When an interface has set up a DHCP, I can easily read interface settings such as client IP address, subnet mask, DNS server etc. by catching a DHCP packet and analysing it.
When an interface has a static IP, I'm catching ARP Announcement packet to get static IP address and then ARP request from the gateway, to get geteway IP address. I'm also saving MAC addresses.
My problem is: how to get subnet mask from one or more static IPs in the network and the gateway address. Or by caching some packets. I didn't see packets that could have such informations. I also need DNS address, but it's less important.
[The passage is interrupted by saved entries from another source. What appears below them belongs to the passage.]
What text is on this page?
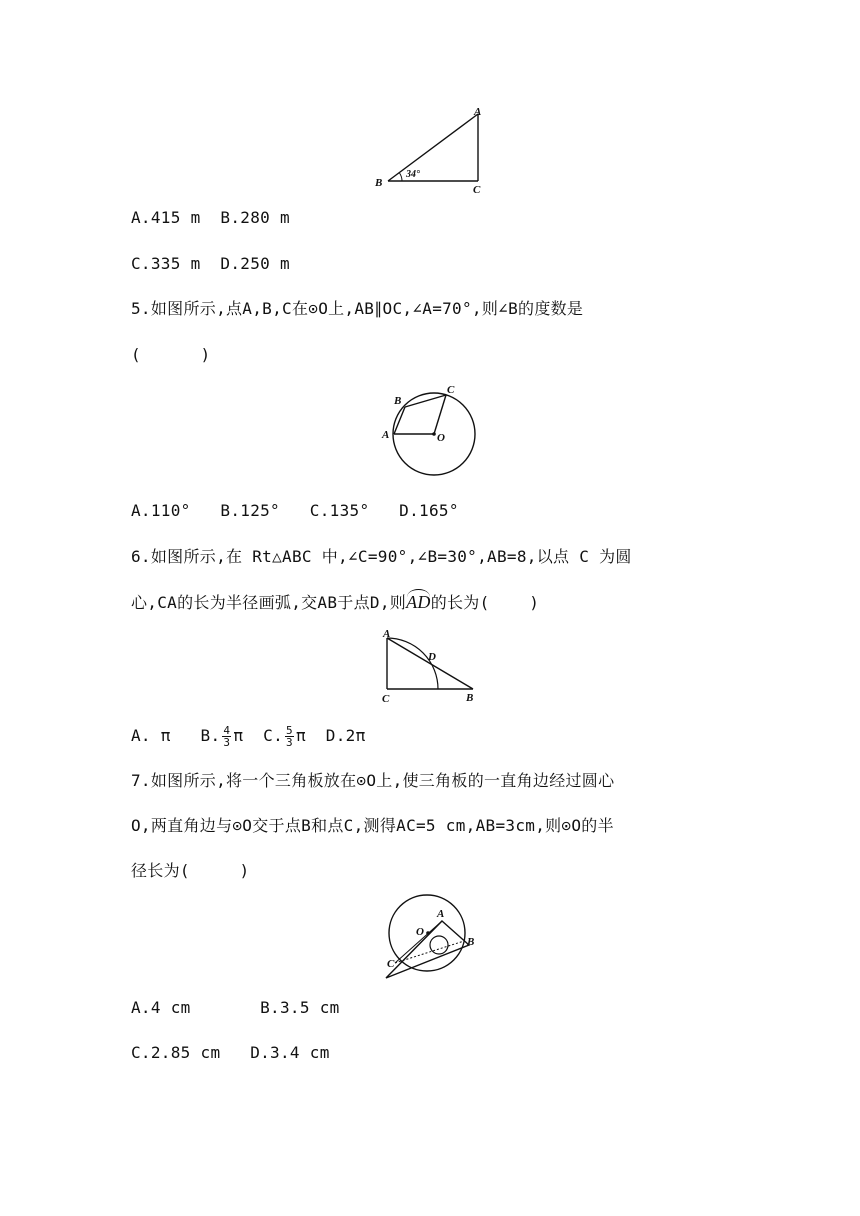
A
B
C
34°
A.415 m  B.280 m
C.335 m  D.250 m
5.如图所示,点A,B,C在⊙O上,AB∥OC,∠A=70°,则∠B的度数是
(      )
A
B
C
O
A.110°   B.125°   C.135°   D.165°
6.如图所示,在 Rt△ABC 中,∠C=90°,∠B=30°,AB=8,以点 C 为圆
心,CA的长为半径画弧,交AB于点D,则AD的长为(    )
A
C	B
D
A. π   B. $\frac{4}{3}$ π  C. $\frac{5}{3}$ π  D.2π
7.如图所示,将一个三角板放在⊙O上,使三角板的一直角边经过圆心
O,两直角边与⊙O交于点B和点C,测得AC=5 cm,AB=3cm,则⊙O的半
径长为(     )
A
O
B
C
A.4 cm       B.3.5 cm
C.2.85 cm   D.3.4 cm
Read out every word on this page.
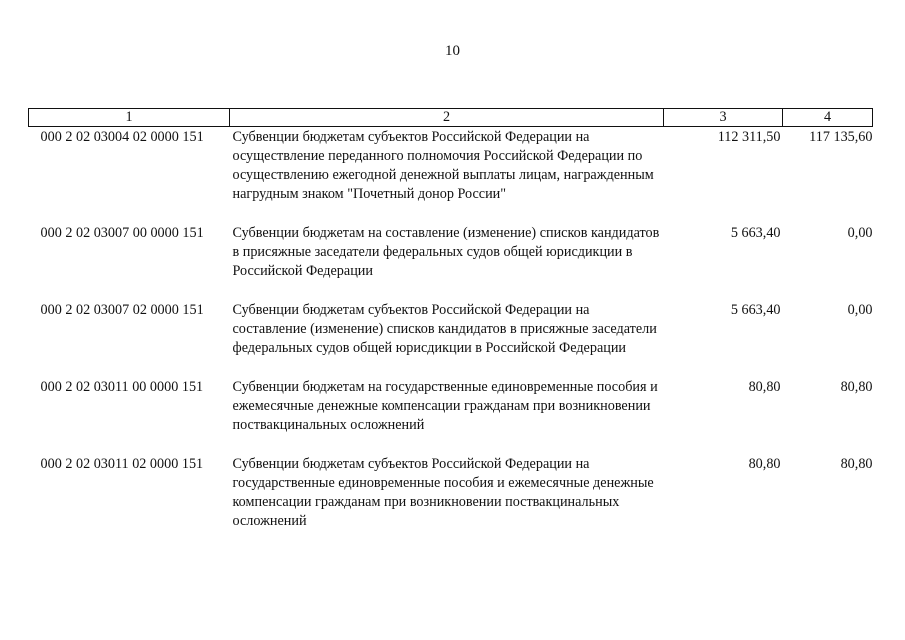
10
1	2	3	4
000 2 02 03004 02 0000 151	Субвенции бюджетам субъектов Российской Федерации на осуществление переданного полномочия Российской Федерации по осуществлению ежегодной денежной выплаты лицам, награжденным нагрудным знаком "Почетный донор России"	112 311,50	117 135,60
000 2 02 03007 00 0000 151	Субвенции бюджетам на составление (изменение) списков кандидатов в присяжные заседатели федеральных судов общей юрисдикции в Российской Федерации	5 663,40	0,00
000 2 02 03007 02 0000 151	Субвенции бюджетам субъектов Российской Федерации на составление (изменение) списков кандидатов в присяжные заседатели федеральных судов общей юрисдикции в Российской Федерации	5 663,40	0,00
000 2 02 03011 00 0000 151	Субвенции бюджетам на государственные единовременные пособия и ежемесячные денежные компенсации гражданам при возникновении поствакцинальных осложнений	80,80	80,80
000 2 02 03011 02 0000 151	Субвенции бюджетам субъектов Российской Федерации на государственные единовременные пособия и ежемесячные денежные компенсации гражданам при возникновении поствакцинальных осложнений	80,80	80,80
Do a bitwise XOR on a pair of IP addresses. The zeroes in the result are where the bits are the same, so the left set of zeroes (ie before the first bit of the result which is a one and therefore is different in the IP addresses) is a candidate subnet mask, but may be too long. NOT that to make the zeros into ones, and AND it with one of the original IP addresses. Then XOR this with the next IP address and again take the left hand zeroes, whcih may be the same or shorter than previously. In the end you will have a mask where all of the IP addresses were identical. I think
AFAIK, the network mask is only announced through DHCP. Your only solution seems to be listening to some packets, and guessing the mask, using the method suggested by @IanC.